His work has been quoted or mentioned in The New York Times, The Wall Street Journal, Los Angeles Times, The Washington Post, NBC News, Time, The New Yorker, HuffPost USA Today, Business Insider, Yahoo, AOL, MarketWatch, The Atlantic, Bloomberg, New York Post, Chicago Tribune, Forbes, The Guardian and many other major publications. McIntyre has been a guest on CNBC, the BBC and television and radio stations across the country.

A magna cum laude graduate of Harvard College, McIntyre also was president of The Harvard Advocate. Founded in 1866, the Advocate is the oldest college publication in the United States.

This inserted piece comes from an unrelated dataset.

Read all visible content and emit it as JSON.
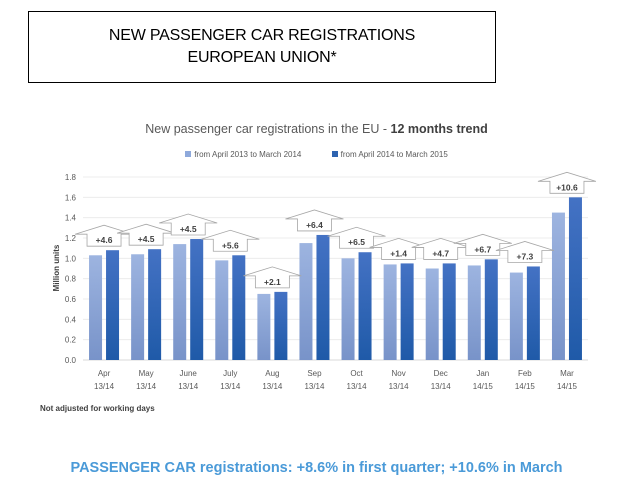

TheStreet.com, Comps.com and Edgar Online are some of the public companies for which McIntyre served on the board of directors. He was a Vicinity Corporation board member when the company was sold to Microsoft in 2002. He served on the audit committees of some of these companies.

McIntyre has been the CEO of FutureSource, a provider of trading terminals and news to commodities and futures traders. He was president of Switchboard, the online phone directory company. He served as chairman and CEO of On2 Technologies, the video compression company that provided video compression software for Adobe’s Flash. Google bought On2 in 2009.